Approximately 42% of athletes under the age of 18 displayed symptoms of CI following a sports-related concussion.
Attention Deficit Hyperactivity Disorder (ADHD)
Vision plays a crucial role in attention. A 2015 meta-analysis reported the worldwide prevalence of ADHD in children age 18 and under to be 7.2%. Unfortunately, patients suspected of having ADHD may not receive a visual examination as part of the evaluation process, and symptoms of ADHD and CI may overlap. The Diagnostic and Statistical Manual of Mental Disorders (DSM), 5th edition, notes a series of characteristics of inattention that may have a visual component. These include:
- careless mistakes in schoolwork, at work, or during other activities
- difficulty sustaining attention in tasks (e.g., lengthy reading).
- does not follow through on instructions and fails to finish schoolwork
- difficulty organizing tasks and activities
- avoids, dislikes, or is reluctant to engage in tasks that require sustained mental effort (e.g., schoolwork or homework)
A 2005 study at the University of California, San Diego reviewed over 1,700 patients diagnosed with ADHD. Of this cohort, 176 received an eye examination, and 15.9% of these patients were diagnosed with CI. This represents a nearly 3-fold increase of CI diagnosis compared to the national average. Of importance to eye care providers is that visual symptoms of CI can cause confusion in the diagnosis of ADHD, and that ADHD symptoms can potentially be relieved with proper treatment of the CI.

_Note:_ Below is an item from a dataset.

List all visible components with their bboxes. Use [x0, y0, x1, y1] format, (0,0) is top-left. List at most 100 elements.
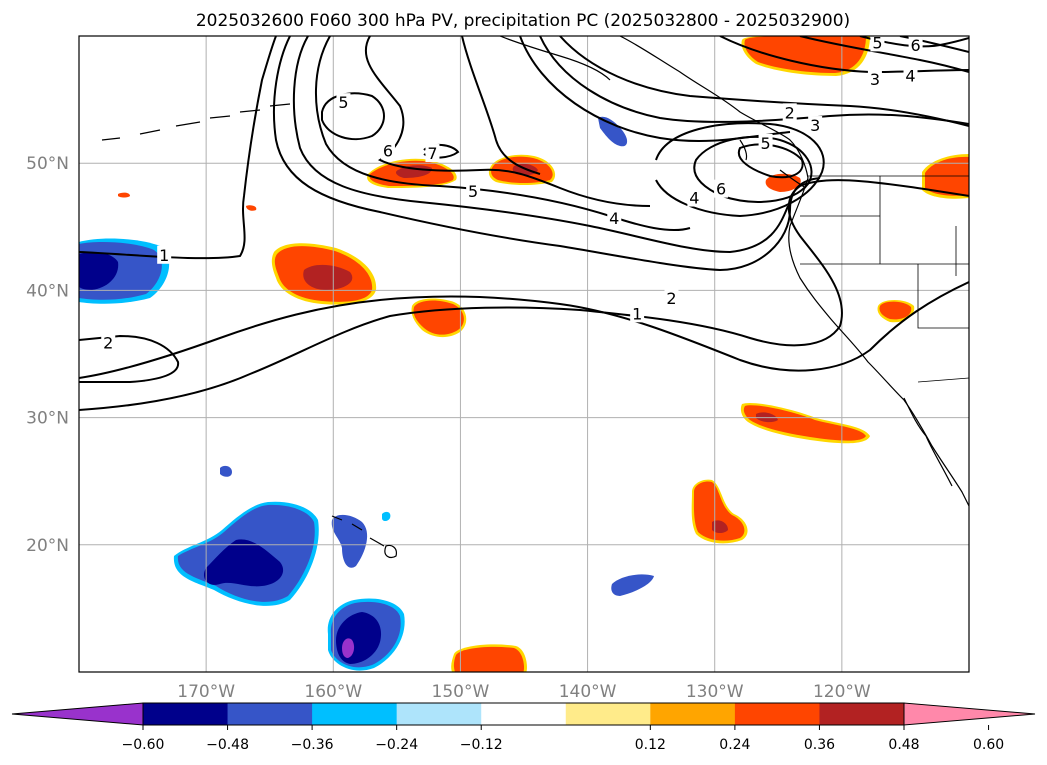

Neurological and Systemic Disorders
Several serious disorders, including degenerative neurological disorders, masquerade as CI or cause complete paralysis of convergence. Parkinson’s disease,progressive supranuclear palsy, cerebrovascular events in the thalamus or superior colliculus, thyroid eye disease, and myasthenia gravis all have the potential to adversely affect the vergence system. Although less common, a thorough health history should help identify these more concerning causes of limited convergence.
Future of CI Treatment
Stereoscopes, synoptophores and other binocular instruments provide the appropriate stimuli for vergence therapy; however, they are labor intensive to use, and provide limited opportunities for interaction. Specially developed software applications, running on personal computers and tablets, have improved vergence rehabilitation therapy by integrating eye-hand coordination, vestibular input, and proprioception stimulation into classic `3vision therapy for CI. These technologies can provide dynamic and engaging activities that may result in better compliance with home therapy prescriptions. Virtual reality systems can take these benefits a step further by providing an immersive experience of the visual stimuli. Further advances in the use of virtual reality to treat CI can be expected in the near future, providing optometrists more tools for the management of CI.